Aspirin, too, has protective properties against certain cancers, particularly of the colon, Professor Jack Cuzick, head of the Centre for Cancer Prevention at Queen Mary University of London, points out.
In a recent review, he concluded that taking aspirin for ten years, starting between ages 50 and 65, reduces by up to 9 per cent the number of cancer events over a 15-year period. “Aspirin use, together with a healthy diet and exercise, may thus be the most important preventive measure after not smoking,” says Professor Cuzick.
Early diagnosis also plays a pivotal role in cancer prevention, in terms of reducing mortality. Landmark research by the London School of Hygiene & Tropical Medicine, and subsequent analyses, estimates that up to 11,000 UK cancer deaths could be prevented each year, and that these events are largely related to late diagnosis.

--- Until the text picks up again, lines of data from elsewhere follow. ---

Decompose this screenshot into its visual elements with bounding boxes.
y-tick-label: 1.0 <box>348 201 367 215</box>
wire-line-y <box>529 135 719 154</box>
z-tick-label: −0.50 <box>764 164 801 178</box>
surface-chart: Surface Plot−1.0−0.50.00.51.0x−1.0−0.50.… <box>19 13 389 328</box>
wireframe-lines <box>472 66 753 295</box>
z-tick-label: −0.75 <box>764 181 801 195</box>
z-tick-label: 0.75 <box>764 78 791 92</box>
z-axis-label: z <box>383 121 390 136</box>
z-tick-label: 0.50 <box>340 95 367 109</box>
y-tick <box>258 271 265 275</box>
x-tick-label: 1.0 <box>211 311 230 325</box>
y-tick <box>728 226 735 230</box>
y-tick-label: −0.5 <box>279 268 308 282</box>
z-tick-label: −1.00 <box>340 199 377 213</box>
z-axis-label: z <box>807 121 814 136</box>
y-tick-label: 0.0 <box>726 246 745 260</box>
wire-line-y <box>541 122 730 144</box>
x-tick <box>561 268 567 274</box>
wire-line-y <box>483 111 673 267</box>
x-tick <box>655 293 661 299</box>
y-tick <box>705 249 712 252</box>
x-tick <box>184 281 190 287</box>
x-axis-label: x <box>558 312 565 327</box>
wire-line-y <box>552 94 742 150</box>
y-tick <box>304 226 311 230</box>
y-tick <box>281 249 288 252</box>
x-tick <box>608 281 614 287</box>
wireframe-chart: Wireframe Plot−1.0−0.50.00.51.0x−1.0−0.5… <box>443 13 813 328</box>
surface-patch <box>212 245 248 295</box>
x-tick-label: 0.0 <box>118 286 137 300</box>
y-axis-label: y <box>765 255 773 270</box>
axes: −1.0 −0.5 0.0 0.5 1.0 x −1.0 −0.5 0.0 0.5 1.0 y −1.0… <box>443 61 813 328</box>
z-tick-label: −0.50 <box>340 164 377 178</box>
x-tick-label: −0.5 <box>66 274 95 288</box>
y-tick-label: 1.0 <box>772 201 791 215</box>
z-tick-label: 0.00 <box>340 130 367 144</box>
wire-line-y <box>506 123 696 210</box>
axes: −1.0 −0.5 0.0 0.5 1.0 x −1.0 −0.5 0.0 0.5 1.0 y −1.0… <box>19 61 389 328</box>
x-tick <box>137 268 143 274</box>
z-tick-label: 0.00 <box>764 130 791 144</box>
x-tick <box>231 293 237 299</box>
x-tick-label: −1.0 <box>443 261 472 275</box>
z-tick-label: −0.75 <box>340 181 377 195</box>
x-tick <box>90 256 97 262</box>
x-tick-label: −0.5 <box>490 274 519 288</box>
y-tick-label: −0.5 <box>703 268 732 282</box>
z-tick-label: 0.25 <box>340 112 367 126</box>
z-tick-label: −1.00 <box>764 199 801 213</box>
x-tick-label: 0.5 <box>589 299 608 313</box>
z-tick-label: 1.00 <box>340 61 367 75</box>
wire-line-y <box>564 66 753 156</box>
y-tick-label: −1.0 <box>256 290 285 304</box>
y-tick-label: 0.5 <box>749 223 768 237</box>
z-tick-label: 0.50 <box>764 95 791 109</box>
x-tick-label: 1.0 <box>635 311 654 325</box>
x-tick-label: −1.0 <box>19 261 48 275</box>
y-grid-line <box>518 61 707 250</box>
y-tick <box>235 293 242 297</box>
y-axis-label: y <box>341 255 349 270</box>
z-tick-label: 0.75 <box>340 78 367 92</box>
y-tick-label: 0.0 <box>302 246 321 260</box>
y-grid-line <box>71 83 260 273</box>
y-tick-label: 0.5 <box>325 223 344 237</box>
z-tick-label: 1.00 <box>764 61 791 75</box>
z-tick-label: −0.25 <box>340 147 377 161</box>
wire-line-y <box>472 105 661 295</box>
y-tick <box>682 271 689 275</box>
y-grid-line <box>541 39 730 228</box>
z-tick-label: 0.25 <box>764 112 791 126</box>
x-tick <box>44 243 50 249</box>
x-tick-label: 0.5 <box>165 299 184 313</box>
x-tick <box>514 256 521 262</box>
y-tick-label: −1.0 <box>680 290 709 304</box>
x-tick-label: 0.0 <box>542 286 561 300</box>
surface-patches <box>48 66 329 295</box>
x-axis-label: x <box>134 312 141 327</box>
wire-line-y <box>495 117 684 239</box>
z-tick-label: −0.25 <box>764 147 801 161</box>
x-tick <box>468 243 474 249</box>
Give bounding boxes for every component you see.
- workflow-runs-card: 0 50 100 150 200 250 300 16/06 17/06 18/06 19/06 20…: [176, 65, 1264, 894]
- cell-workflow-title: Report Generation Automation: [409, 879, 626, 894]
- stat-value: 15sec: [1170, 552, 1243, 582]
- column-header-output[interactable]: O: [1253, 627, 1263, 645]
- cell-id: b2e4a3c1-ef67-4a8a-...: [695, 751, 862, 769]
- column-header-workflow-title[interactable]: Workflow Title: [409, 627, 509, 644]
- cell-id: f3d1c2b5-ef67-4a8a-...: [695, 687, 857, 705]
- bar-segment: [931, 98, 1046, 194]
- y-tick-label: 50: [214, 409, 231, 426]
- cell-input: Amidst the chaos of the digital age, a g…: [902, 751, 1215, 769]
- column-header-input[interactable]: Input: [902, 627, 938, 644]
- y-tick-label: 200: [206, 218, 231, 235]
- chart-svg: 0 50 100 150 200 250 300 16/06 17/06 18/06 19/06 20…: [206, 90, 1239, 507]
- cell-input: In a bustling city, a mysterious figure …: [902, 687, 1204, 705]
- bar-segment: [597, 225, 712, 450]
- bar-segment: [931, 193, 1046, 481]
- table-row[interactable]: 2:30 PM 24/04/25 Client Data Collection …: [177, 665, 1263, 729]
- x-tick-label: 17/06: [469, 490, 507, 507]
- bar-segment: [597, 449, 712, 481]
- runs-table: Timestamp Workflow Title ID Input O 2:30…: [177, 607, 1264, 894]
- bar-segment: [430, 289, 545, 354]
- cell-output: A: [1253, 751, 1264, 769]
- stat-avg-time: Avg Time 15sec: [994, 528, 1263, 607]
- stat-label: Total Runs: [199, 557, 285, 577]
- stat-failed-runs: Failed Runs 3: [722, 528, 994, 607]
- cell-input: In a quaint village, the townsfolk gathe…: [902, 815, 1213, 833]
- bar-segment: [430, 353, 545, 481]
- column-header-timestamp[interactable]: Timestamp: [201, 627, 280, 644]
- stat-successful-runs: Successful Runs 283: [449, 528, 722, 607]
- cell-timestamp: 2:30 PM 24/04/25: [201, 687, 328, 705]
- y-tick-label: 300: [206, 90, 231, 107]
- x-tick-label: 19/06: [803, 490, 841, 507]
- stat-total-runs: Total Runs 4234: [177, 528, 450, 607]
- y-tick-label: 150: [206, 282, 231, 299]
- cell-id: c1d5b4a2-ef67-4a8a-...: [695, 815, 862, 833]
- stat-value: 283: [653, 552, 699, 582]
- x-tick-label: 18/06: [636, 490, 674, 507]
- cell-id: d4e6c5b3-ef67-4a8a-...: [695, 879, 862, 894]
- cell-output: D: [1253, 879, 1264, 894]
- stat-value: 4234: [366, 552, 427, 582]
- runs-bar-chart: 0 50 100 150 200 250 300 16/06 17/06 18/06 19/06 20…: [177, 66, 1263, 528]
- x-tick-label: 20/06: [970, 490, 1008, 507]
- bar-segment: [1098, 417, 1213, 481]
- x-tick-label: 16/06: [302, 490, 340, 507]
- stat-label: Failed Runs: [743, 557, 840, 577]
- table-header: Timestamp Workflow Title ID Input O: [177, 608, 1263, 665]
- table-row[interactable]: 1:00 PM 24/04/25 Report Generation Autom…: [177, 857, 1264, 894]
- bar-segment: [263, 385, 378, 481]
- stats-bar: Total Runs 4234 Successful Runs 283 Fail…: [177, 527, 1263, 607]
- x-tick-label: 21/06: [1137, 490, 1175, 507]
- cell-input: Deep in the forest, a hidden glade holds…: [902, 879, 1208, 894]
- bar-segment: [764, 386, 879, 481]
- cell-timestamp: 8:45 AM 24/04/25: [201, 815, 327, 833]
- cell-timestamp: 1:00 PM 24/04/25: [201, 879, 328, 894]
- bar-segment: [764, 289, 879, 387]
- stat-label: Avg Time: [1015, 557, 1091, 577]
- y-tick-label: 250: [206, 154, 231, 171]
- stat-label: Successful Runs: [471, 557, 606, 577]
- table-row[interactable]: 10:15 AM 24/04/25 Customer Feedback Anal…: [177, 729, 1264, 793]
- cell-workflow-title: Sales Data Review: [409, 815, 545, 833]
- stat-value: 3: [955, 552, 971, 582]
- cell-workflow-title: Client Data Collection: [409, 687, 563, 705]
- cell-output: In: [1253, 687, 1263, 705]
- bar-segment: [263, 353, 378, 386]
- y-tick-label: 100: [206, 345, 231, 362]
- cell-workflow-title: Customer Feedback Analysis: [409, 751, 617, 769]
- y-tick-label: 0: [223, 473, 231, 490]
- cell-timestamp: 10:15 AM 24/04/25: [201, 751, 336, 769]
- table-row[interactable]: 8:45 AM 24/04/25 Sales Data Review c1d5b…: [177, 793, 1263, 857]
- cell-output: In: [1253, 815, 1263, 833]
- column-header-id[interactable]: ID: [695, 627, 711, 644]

Lack of awareness of cancer symptoms is a contributing factor. A 2012 Cancer Research UK and Tesco report found that more than 75 per cent of 2,090 people surveyed did not list pain, cough and bowel problems as potential cancer symptoms.
And that is where screening comes in. Screening is available in the UK for breast, cervical and colorectal cancer. It is not completely accurate and may result in overdiagnosis – the detection and treatment of tumours that would never have caused problems. But the benefits clearly outweigh the harm.
A review, led by Professor Sir Michael Marmot of University College London, concluded that breast cancer screening with X-ray mammography, for instance, saves 1,300 lives annually in the UK and only about one in four women diagnosed with cancer through screening are overdiagnosed.
According to Professor John Field, director of research at the University of Liverpool Cancer Research Centre, a similar programme is needed for lung malignancies, the most common cause of UK cancer mortality. He notes that 75 per cent of lung cancer patients are diagnosed too late, resulting in more than 35,000 deaths annually. US data shows screening smokers with low-dose computed tomography could reduce this toll by 20 per cent.
CANCER RISK FACTORS
SMOKING
Smoking accounts for 80 per cent of UK cases of lung cancer, nearly 20 per cent of all cancer cases and more than 25 per cent of all cancer deaths; it kills more than 35,000 people annually.
WEIGHT
Overweight and obesity cause ten types of cancer, including breast, bowel and pancreatic, which are thought to be responsible for more than 5 per cent of all cancers in the UK.
DIET
Diets rich in fat and processed meat, and poor in fruit and vegetables, cause nearly 10 per cent of cancer cases; salty diets account for about 25 per cent of stomach cancer cases.
INACTIVITY
Being physically inactive increases the risk of breast, bowel and womb cancer; some 3,400 cases of cancer are believed to be related to exercising less than 150 minutes a week.
ALCOHOL
About 12,800 UK cancer cases annually are linked to alcohol, including 3,200 cases of breast cancer, the most common malignancy; overall, alcohol can cause seven types of cancer.
UV EXPOSURE
Too much exposure to ultraviolet (UV) radiation from the sun or sunbeds accounts for 86 per cent of skin cancer cases in the UK every year; sunburn triples the risk for this cancer.